Farming without breaking a sweat, but who can really afford it asks McClintock
Let’s face it: Gardening ain’t for sissies. It’s tough work, squatting and kneeling as you water, plant and wrest stubborn weeds from the soil for hours under the hot, relentless sun. It can ravage your muscles and joints, and cause throbbing knee and lower back pain. Now, you can ditch the soreness, sweat and dirt, and garden from your sofa in your comfy, air-conditioned living room. And the only muscles you need to move are in your fingertips as they glide across your tablet or smartphone.
That’s thanks to Santa Cruz, California-based startup Cityblooms, which designs cloud-based mini-greenhouses, or micro-farms, for underused urban spaces like rooftops and vacant lots.
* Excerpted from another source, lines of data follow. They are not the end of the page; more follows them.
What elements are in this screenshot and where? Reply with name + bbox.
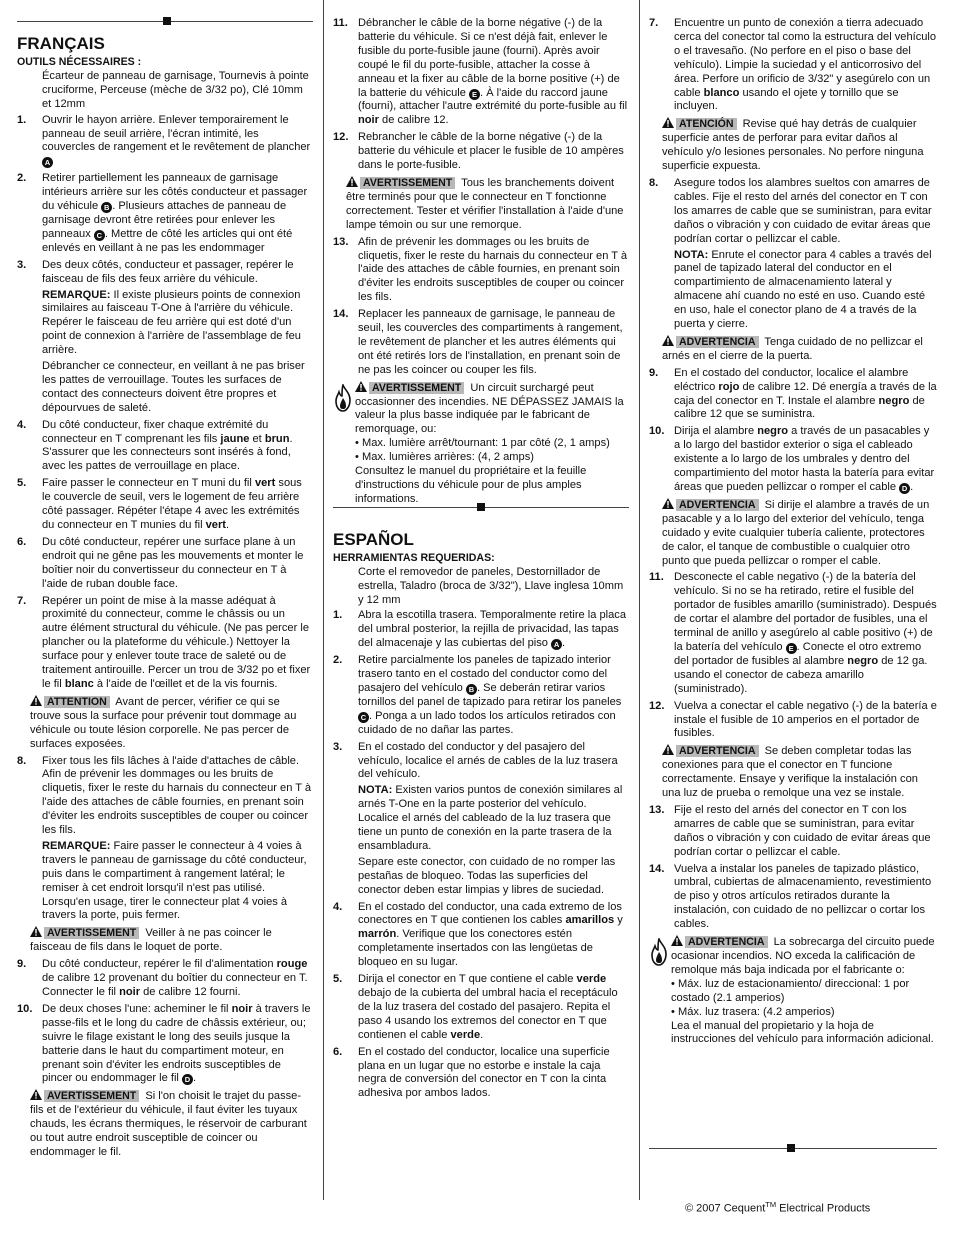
tools-text: Écarteur de panneau de garnisage, Tournevis à pointe cruciforme, Perceuse (mèche de 3/32 po), Clé 10mm et 12mm (42, 69, 309, 110)
spanish-column-2 (649, 0, 937, 1217)
warning-triangle-icon (30, 695, 42, 706)
paso-2: 2. Retire parcialmente los paneles de tapizado interior trasero tanto en el costado del conductor como del pasajero del vehículo B . Se deberán retirar varios tornillos del panel de tapizado para retirar los paneles C . Ponga a un lado todos los artículos retirados con cuidado de no dañar las partes. (333, 654, 622, 736)
paso-5: 5. Dirija el conector en T que contiene el cable verde debajo de la cubierta del umbral hacia el receptáculo de la luz trasera del costado del pasajero. Repita el paso 4 usando los extremos del conector en T que contienen el cable verde. (333, 973, 618, 1041)
callout-b-icon: B (466, 684, 477, 695)
column-divider-2 (639, 0, 640, 1200)
warning-triangle-icon (671, 935, 683, 946)
callout-a-icon: A (551, 639, 562, 650)
paso-8: 8. Asegure todos los alambres sueltos con amarres de cables. Fije el resto del arnés del conector en T con los amarres de cable que se suministran, para evitar daños o vibración y con cuidado de evitar áreas que podrían cortar o pellizcar el cable. NOTA: Enrute el conector para 4 cables a través del panel de tapizado lateral del conductor en el compartimiento de almacenamiento lateral y almacene ahí cuando no esté en uso. Cuando esté en uso, hale el conector plano de 4 a través de la puerta y cierre. (649, 177, 937, 332)
step-5: 5. Faire passer le connecteur en T muni du fil vert sous le couvercle de seuil, vers le logement de feu arrière côté passager. Répéter l'étape 4 avec les extrémités du connecteur en T munies du fil vert. (17, 477, 302, 531)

Sensors measure humidity, temperature and more, sending this information to a cloud database that relays instructions to the micro-farms to adjust conditions accordingly — like turning on the fans if it’s too hot. Cityblooms founder and CEO Nick Halmos hatched the concept as an undergrad at Brown University. Wanting to devise innovative ways to feed a fast-growing population and lower energy waste, he turned his focus to urban farming for a final project, engineering a hydroponic-based system — plants with their roots suspended directly in nutrient-filled water — in his dorm’s bathtub. After that success, and learning everything he could about urban agriculture, Halmos founded Cityblooms in 2010 and last year launched a pilot project to deliver lettuce and other greens to electronic communications company Plantronics from a field 200 yards away.
But the micro-farms bear a hefty price tag. A setup of around 16 units could cost roughly $50,000, raising the question of “who actually has access to these resources?” says Nathan McClintock, an assistant professor of urban studies and planning at Portland State University. Plus, the micro-farms are “very energy intensive because of all the electricity,” says Bruce Bugbee, a professor of crop physiology at Utah State University. But Halmos still glows with the idealism of his bathtub gardening days, maintaining that investing some green now might be worth the green returns later. “I love growing food,” he says. “I see the value that’s represented by the promise of urban agriculture.”